SANTA FE, Argentina – A 1994 terrorist attack on a Jewish center in Buenos Aires, Argentina, that left 85 people dead was an “act of madness,” according to Pope Francis.
The pontiff’s words came in a letter to Jorge Knoblovits, the president of the DAIA, the Delegation of Argentine Israeli Associations, marking the 25th anniversary of the bombing.
Francis said these acts are not limited to his home country of Argentina, but that all over the world there are people whose lives and hopes have been “truncated” in the name of religion.
“This ‘piecemeal third world war’ knows no borders, and has shown its cruel face from the East to the West,” Francis wrote.
He said this conflict has “turned wives into widows, sons and daughters into orphans, and all in the name of God, blaspheming the name of God.”
He closed the letter with what amounts to a marching order: “It’s true that God has created us equal in rights, but he also did so in obligations and dignity. Peace should not be only our right; its construction should be our obligation.”
The anniversary of the attack on the Asociación Mutual Israelita Argentina (AMIA) is next week, July 18, but the letter, hand-signed by Francis, was sent on July 10.
On October 25, 2006, Argentine prosecutors Alberto Nisman and Marcelo Martínez Burgos formally accused the government of Iran of directing the bombing, and the Hezbollah militia of carrying it out. Four years ago, Nisman presented a 300-page report accusing then-President Cristina Fernandez de Kirchner of covering up Iran’s role in the attack.
Nisman was murdered hours before he was due to testify against Kirchner, which the Federal Court of Buenos Aires called a “direct consequence” of the prosecutor’s accusations against the former president. His crime remains unsolved.
Argentina is home to a Jewish community estimated to number between 180,000-220,000. It is the largest in Latin America.
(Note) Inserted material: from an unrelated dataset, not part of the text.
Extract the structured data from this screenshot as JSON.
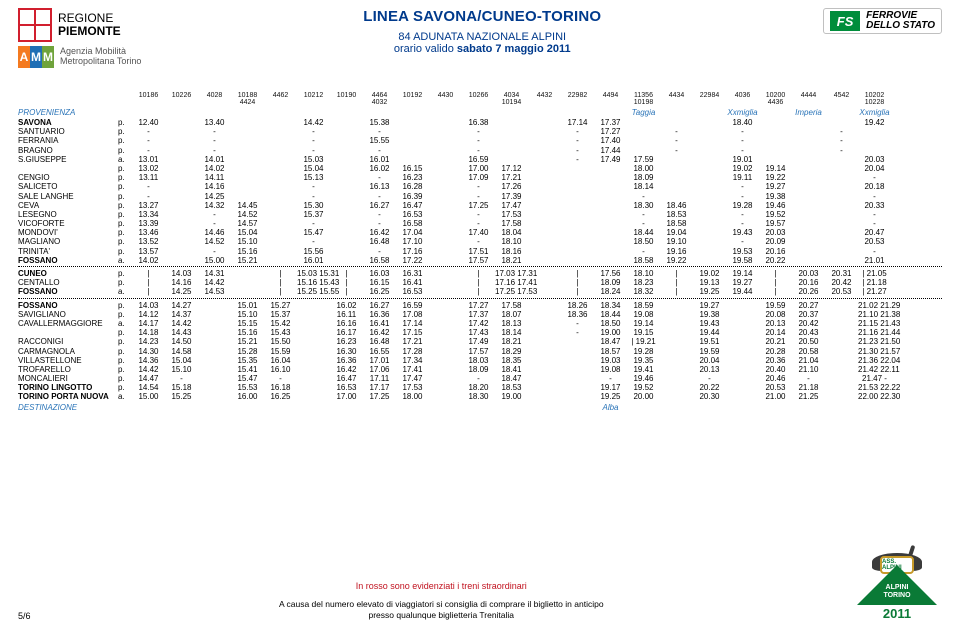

Next week, there will be several events to remember the AMIA attack, and among those who’ve sent messages marking the anniversary is Archbishop Oscar Ojea, President of the Argentine bishops’ conference.
“We want to be close to the relatives [of the victims] on this day and at the same time assure you of our prayers,” Ojea said in a video shared on Twitter by DAIA. “Once again, we make a personal commitment to avoid all kinds of discrimination: Racial, social, religious or cultural, which denigrate the integrity of the human person, making a healthy coexistence impossible.”
This coexistence, he said, is the foundation for peace.
“We believe that in these 25 years we have worked in interreligious dialogue, we have gotten to know each other better,” he said. “Our commitment is to be very close to all our Jewish brothers on this day.”
Then-Cardinal Jorge Mario Bergoglio played a key role in those dialogue efforts, even co-hosting a TV program called Biblia, dialogo vigente (Bible, current dialogue) with Rabbi Abraham Skorka, who accompanied the Argentine pontiff during his trip to the Holy Land in 2014.
In 2010, Bergoglio visited AMIA as president of the local bishops’ conference. During that visit, he defined the attack as “one more link in the chain of pain and persecution that the chosen people of God have suffered in history.”
In his letter to DAIA, Francis wrote that as was the case in 1995, the first anniversary of the terrorist attack, every July 18 “my heart accompanies the relatives of the victims, both Jewish and Christian. And from the first day I ask God for the eternal repose of those who lost their lives in that act of madness.”
Francis also stressed that “it is not religion that incites and leads to war, but darkness in the hearts of those who commit irrational acts.”
According to the pope, God has called humanity to live as brothers, and that this fraternity that unites peoples from all over the world goes beyond any geographical or ideological boundary.
In this sense, the pope urged that “this awareness” of “being brothers, together with the values of respect and tolerance, be transmitted to the next generations.”
In February, Francis welcomed a group of 40 religious leaders from Argentina to Rome. The group included Knoblovits. During the meeting, the pope reportedly approached the Jewish leader and said fostering unity among the Jewish people, with a focus on young people, was an essential task of the institution.
This is not the first time that the pope has sent a message to Argentina marking the anniversary of the terrorist attack. In 2014, on the 20th anniversary of the tragedy, Francis sent a message expressing his hope that “justice is done.”
Terrorism, he said at the time, is a madness that only knows “how to kill. It doesn’t know how to build, it destroys.”